Will the man or woman you are dating be equally supportive after marriage? The answer to that could make the difference in how satisfied you are after tying the knot.
Believing a partner is there to help you grow into the person you aspire to be predicted higher relationship satisfaction for both dating and married couples, a study conducted by Daniel Molden, assistant professor of psychology at Northwestern University, showed.
But the belief that your partner helps you live up to your responsibilities and uphold your commitments only predicted higher relationship satisfaction after marriage.
For dating couples, the relationship itself tends to revolve around whether things are moving forward. Happiness with a partner depends on whether the relationship will grow into something more, whether a partner will support the dreams the other eventually hopes to achieve.
For married couples, the feeling that their partners are helping them to advance their relationships and realise their ideal achievements is still important.
But the relationships of married couples, now more interconnected both practically and psychologically, tend to revolve around upholding the commitment made to their partners.
Unlike dating couples, married couples also put a high premium on their partners' support of whatever they determine to be necessary obligations, said a Northwestern release.

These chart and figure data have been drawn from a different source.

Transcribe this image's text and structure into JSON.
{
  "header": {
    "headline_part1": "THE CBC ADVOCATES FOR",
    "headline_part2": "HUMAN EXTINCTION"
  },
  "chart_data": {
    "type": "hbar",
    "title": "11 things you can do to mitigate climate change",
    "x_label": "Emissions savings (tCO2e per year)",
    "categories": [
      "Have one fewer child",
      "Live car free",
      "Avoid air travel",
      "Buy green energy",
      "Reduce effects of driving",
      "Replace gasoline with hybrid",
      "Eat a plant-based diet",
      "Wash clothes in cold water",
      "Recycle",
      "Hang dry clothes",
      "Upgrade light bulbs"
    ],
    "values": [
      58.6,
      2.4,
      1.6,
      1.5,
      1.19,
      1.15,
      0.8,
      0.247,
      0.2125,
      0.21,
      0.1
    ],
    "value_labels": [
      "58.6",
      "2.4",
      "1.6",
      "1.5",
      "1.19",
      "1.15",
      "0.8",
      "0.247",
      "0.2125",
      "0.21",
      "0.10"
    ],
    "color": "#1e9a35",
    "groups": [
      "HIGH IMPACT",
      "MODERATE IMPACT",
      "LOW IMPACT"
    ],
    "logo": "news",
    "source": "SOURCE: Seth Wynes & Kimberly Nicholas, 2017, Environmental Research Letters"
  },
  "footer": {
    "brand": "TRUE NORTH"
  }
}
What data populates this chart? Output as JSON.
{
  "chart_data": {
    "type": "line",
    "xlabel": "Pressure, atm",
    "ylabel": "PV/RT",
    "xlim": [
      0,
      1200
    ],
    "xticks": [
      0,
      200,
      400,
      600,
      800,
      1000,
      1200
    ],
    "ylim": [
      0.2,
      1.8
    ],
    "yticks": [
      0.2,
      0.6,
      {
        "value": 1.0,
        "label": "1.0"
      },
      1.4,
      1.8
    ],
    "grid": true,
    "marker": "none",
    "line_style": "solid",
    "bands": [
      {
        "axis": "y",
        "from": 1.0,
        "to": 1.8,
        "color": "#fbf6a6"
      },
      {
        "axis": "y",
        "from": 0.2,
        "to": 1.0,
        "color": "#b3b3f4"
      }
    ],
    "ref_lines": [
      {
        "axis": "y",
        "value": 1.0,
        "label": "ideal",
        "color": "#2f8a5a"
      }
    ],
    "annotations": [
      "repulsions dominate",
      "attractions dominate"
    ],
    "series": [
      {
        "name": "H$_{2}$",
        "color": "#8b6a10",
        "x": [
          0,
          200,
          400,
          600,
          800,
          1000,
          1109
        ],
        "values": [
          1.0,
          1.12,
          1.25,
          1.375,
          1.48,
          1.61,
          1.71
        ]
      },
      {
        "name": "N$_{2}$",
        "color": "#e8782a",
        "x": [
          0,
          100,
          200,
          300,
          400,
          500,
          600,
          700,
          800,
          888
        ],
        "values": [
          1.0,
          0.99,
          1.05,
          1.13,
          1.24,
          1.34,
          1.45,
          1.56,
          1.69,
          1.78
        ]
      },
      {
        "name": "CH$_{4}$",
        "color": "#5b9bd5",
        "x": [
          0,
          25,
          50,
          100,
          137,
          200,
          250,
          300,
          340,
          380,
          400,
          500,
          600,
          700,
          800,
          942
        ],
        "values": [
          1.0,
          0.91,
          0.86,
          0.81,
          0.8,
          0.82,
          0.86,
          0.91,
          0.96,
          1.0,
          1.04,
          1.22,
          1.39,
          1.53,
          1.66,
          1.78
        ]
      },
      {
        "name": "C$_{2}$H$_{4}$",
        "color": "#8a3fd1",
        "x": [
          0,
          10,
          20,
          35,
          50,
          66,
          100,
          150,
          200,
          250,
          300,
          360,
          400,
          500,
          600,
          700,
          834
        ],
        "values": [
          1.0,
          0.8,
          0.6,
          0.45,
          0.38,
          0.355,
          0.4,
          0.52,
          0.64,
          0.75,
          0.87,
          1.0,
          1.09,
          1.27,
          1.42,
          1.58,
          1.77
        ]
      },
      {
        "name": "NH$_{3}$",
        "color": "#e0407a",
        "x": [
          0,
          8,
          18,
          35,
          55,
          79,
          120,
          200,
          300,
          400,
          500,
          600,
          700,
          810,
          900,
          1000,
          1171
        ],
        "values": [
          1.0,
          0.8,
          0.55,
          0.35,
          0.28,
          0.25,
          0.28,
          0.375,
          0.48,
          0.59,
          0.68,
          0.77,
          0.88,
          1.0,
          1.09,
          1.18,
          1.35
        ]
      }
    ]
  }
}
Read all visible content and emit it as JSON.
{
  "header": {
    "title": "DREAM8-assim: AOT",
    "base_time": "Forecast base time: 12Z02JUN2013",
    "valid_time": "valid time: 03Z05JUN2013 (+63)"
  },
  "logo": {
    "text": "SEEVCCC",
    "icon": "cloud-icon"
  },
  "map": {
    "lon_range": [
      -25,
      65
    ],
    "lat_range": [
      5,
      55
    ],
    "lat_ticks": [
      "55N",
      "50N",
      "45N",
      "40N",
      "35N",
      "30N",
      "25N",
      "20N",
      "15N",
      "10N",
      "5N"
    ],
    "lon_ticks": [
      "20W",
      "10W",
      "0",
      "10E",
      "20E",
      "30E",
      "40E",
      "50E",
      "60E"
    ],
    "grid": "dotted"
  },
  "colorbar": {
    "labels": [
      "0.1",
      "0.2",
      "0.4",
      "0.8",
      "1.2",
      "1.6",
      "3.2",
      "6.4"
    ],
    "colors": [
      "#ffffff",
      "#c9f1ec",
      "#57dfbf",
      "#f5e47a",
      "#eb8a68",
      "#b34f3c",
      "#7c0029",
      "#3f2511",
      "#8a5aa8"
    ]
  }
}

"Those feelings may only partially capture the emotions that will determine your satisfaction with the person you marry," said Molden.
The study included 92 heterosexual dating couples and 77 married couples. They completed a battery of questionnaires that included an assessment of how much they thought their partner understood and supported both the hopes and responsibilities they had set for themselves.
These findings will be published in the July issue of Psychological Science.